Friday, December 20, 2013

The Ladder

So she stayed home as long as she could without screaming,
Let me go! You two-faced trinity! Stop exterminating kids
and all who come to attempt to end the folly of nations,
now the edges between good and evil are as blurry as ever.
So I went to see her. She was combing out her long red hair.
Barefoot, she scoffed, You got a foot fetish, lover? I said sure,
I got a breast and a hips fetish, the sound of your voice fetish.
You are my fetish, I told her, as she hunkered in for the night.

In those days I did not want to see any woman but Esperanza.
I gave her the name because her given name translated well.
I walked out there with her, though she had to walk slower
than she would have with a younger man. You think I’m old,
I was damn near dead when I met her.

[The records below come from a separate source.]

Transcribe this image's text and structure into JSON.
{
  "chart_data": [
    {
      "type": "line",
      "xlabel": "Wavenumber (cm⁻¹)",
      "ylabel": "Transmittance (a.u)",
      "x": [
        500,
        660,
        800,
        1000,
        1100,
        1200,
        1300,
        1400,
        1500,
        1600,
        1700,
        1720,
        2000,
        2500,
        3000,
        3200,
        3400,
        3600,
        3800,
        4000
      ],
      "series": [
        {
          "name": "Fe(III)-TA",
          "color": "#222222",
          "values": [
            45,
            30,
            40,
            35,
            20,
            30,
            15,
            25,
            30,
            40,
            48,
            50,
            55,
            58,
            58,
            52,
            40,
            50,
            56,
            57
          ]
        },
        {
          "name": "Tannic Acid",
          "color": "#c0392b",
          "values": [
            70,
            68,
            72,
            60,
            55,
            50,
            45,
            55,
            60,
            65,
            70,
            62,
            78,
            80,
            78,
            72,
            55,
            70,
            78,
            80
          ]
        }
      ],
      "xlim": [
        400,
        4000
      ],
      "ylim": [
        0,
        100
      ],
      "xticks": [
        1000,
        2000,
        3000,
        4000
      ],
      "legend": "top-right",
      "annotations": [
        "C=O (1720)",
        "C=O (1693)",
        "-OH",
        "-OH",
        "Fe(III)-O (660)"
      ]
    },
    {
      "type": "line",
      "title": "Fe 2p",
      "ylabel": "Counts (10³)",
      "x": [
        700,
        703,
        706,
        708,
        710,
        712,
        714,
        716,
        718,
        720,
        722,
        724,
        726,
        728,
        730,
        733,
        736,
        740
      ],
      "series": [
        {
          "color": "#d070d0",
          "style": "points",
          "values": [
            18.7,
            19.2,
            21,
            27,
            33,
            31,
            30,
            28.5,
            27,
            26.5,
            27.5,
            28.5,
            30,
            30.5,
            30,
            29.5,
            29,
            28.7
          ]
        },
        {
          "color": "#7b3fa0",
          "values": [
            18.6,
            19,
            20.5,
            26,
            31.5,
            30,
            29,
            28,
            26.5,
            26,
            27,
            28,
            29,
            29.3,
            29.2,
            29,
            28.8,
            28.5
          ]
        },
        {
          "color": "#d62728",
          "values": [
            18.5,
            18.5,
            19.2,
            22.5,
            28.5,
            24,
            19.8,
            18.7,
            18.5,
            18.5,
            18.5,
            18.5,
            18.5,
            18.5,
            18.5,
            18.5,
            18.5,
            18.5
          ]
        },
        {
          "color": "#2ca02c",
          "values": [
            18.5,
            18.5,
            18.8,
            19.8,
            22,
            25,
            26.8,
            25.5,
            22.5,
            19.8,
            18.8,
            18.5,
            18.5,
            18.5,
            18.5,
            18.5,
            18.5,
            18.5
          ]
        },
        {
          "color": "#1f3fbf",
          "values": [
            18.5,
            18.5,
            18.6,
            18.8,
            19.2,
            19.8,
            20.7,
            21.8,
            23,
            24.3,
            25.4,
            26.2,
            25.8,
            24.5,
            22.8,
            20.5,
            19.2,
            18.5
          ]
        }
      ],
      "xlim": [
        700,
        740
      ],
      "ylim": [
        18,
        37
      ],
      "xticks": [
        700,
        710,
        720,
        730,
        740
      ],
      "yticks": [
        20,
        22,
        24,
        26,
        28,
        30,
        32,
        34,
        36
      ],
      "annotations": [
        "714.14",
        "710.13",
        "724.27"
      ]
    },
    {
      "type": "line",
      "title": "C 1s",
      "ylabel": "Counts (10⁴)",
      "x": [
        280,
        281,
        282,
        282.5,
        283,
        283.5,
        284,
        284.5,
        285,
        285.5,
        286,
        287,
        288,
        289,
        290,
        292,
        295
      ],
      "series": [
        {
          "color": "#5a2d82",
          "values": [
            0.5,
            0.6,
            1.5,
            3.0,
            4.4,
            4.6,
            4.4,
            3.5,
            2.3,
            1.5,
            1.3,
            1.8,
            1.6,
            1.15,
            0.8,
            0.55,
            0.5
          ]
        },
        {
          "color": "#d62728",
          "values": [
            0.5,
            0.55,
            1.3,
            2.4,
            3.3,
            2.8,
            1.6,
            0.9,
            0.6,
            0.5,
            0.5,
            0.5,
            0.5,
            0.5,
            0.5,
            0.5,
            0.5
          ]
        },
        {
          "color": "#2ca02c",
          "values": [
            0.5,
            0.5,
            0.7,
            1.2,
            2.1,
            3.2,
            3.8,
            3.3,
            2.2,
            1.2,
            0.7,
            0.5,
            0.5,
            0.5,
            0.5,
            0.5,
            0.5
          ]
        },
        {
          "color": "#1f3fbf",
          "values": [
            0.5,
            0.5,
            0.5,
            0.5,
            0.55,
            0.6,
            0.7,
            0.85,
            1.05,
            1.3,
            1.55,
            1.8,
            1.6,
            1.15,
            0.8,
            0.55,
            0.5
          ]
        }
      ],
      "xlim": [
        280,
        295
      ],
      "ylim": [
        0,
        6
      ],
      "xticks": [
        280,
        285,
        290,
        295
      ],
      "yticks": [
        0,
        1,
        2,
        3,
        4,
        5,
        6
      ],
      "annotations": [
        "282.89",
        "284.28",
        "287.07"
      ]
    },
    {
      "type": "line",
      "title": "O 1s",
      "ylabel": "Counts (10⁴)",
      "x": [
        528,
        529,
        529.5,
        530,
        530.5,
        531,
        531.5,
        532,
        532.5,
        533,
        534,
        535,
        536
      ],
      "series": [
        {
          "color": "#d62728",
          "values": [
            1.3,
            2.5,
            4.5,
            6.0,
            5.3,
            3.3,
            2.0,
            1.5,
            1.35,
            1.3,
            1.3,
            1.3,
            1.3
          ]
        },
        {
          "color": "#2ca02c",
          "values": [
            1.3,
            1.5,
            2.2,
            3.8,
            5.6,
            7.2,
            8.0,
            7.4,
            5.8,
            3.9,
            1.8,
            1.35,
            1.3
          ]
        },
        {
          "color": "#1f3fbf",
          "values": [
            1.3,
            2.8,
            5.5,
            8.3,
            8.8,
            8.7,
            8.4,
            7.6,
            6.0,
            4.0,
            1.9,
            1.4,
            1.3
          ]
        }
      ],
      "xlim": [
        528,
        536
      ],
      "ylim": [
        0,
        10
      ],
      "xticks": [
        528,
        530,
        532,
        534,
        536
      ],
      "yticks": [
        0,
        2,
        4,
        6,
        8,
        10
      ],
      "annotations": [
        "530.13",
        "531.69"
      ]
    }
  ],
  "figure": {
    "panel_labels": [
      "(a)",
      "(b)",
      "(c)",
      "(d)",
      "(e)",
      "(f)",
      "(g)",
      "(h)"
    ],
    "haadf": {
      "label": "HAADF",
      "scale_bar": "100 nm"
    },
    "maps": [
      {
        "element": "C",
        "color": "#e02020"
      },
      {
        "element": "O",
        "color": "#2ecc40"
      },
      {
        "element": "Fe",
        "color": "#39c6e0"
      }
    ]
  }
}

She’s the only reason
the cuckoo still comes out of the clock when the hour changes.
Her white, creamy English skin shines in the full moon light.
She is my home now. She dwells where hearts are harvested.

What’s the ladder reaching to the second-storey window for?
It’s for me at the end of nights when I’ve been drinking shots
instead of merely imbibing. She said she'd never climbed up,
only down. I loved her so, I once told her I ruined my life
by drinking all the time I was waiting for my ship to dock.
She said, You’ve been reading Melville again. Yes, Redburn,
I replied, teaches you how to be a sailor nearly all the way
to shadowy Liverpool, cruelty that only the young may see.